Through it all, Vanderbilt has the urge to create. She flirts with acting and writes memoirs, poetry and fiction. She designs stylish, offbeat interiors — a penthouse with black-and-white-tiled floors that, Goodman writes, has “the enchantment of a film set by the artist Christian Bérard”; a townhouse whose every surface is covered in patchwork; a gingham-swathed Stanford White Southampton “cottage” — that are the antitheses of the empty marble sarcophagi she grew up in.
She makes paintings: stylized canvases reminiscent of Marie Laurencin’s work, collages that look like Édouard Vuillard channeling Frida Kahlo and surreal oversized assemblages called Dream Boxes. And she transforms herself into an art object, posing beside her artwork in silver harem pants and toe rings or wearing the black boots and ribbons of a Spanish grandee.
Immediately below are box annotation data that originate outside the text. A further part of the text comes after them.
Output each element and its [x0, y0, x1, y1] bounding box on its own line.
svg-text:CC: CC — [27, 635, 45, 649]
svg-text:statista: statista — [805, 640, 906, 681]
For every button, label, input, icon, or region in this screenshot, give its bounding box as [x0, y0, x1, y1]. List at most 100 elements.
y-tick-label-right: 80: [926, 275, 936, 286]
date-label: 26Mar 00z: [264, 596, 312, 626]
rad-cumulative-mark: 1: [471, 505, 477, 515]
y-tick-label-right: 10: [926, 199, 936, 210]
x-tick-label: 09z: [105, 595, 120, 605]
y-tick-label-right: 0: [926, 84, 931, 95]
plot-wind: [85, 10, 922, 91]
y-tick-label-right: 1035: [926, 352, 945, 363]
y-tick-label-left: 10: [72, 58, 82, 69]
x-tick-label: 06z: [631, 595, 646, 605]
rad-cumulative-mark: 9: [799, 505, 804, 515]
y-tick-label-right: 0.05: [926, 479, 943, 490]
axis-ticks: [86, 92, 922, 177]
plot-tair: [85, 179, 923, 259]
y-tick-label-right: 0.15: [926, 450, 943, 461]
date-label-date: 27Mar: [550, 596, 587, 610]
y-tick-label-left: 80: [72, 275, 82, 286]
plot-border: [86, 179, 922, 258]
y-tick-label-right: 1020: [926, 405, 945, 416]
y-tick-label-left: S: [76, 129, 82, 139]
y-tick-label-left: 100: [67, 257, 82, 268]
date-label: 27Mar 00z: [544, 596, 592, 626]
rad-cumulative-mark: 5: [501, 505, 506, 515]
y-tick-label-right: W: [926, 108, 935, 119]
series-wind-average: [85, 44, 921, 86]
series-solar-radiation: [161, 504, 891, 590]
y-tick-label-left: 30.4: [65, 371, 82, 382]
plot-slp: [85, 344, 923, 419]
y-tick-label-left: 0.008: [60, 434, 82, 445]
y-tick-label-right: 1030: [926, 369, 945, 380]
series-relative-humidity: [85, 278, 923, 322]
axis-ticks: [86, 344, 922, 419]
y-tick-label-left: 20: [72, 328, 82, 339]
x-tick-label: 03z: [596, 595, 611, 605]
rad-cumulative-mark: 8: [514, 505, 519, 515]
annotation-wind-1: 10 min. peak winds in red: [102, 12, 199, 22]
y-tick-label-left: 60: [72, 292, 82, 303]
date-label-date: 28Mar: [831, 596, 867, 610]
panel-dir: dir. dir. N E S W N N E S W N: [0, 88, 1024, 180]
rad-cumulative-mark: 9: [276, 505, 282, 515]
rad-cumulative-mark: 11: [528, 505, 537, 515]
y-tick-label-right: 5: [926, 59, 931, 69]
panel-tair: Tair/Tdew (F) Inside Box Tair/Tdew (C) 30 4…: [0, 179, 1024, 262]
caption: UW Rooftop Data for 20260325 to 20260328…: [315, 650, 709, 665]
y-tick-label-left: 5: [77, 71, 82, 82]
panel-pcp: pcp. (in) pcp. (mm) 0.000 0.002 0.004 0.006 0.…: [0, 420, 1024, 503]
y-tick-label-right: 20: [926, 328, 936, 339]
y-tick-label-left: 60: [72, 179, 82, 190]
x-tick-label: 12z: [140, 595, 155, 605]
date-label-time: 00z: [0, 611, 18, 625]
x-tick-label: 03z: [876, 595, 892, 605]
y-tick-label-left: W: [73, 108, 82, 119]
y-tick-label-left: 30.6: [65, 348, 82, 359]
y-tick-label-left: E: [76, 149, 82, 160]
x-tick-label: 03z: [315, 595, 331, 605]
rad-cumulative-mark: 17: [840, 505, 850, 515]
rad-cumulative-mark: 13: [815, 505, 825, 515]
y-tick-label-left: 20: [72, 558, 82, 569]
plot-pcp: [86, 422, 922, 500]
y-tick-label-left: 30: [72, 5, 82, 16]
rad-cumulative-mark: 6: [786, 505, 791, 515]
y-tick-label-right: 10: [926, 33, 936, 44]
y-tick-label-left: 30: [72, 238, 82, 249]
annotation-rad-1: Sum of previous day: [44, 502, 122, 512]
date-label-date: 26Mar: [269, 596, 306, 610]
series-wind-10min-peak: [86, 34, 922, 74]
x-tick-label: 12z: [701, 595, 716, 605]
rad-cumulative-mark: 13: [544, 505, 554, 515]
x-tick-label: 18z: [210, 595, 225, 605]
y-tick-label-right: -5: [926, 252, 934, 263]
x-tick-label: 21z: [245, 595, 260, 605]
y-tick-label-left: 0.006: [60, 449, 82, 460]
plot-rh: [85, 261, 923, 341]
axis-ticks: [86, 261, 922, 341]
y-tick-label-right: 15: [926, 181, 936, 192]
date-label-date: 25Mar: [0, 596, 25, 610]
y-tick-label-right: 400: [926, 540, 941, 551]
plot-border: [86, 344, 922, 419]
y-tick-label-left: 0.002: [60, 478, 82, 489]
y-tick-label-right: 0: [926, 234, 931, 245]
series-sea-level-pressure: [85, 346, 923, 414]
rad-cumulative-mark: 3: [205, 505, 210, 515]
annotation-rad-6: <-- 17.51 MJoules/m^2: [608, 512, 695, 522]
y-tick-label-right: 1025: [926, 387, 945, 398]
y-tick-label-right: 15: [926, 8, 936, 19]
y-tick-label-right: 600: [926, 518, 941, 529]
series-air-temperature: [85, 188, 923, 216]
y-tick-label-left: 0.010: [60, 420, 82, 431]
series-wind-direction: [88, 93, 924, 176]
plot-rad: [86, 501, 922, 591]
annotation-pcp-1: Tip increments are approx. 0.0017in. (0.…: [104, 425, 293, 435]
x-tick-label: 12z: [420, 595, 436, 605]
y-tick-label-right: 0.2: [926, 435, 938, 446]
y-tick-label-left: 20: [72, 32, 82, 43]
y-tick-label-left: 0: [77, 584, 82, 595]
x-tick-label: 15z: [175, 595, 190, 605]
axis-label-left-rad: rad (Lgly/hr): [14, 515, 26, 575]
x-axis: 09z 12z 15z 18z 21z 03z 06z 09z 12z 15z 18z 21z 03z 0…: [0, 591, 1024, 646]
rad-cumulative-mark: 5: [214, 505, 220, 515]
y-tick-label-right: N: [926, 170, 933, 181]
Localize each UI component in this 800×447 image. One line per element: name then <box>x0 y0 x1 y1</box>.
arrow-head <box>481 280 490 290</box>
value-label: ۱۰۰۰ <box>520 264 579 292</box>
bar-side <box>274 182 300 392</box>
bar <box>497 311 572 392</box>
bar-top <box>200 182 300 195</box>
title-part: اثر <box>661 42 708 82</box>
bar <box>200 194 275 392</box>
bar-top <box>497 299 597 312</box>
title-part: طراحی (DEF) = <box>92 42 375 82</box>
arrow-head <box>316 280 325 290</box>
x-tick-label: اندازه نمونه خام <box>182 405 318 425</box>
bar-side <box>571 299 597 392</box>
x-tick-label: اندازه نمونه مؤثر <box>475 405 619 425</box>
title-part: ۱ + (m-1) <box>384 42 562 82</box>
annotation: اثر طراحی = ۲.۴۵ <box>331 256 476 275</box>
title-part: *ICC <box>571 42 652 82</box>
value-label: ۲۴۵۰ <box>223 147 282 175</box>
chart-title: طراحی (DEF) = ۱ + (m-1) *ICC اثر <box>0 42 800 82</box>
It’s these poses, these paintings and interiors and the still lifes she creates, on tabletops or mantelpieces, out of beautiful and unexpected trinkets like old silver, vintage dolls’ heads or antique beads that mark her as more than a symbol of wealth and style, more than a celebrity with good taste. In The World of Gloria Vanderbilt you can see her taking life and rearranging it into a more pleasing or more interesting form, sometimes with herself at the center, sometimes — as in one of Avedon’s photographs — cropped out of the image entirely except for her pajama-clad legs, poised on a ladder that extends beyond the picture’s upper frame. Handed lemons on the silver tray that was her birthright, she has made lemonade from them — perhaps as good a definition of an artist as any other.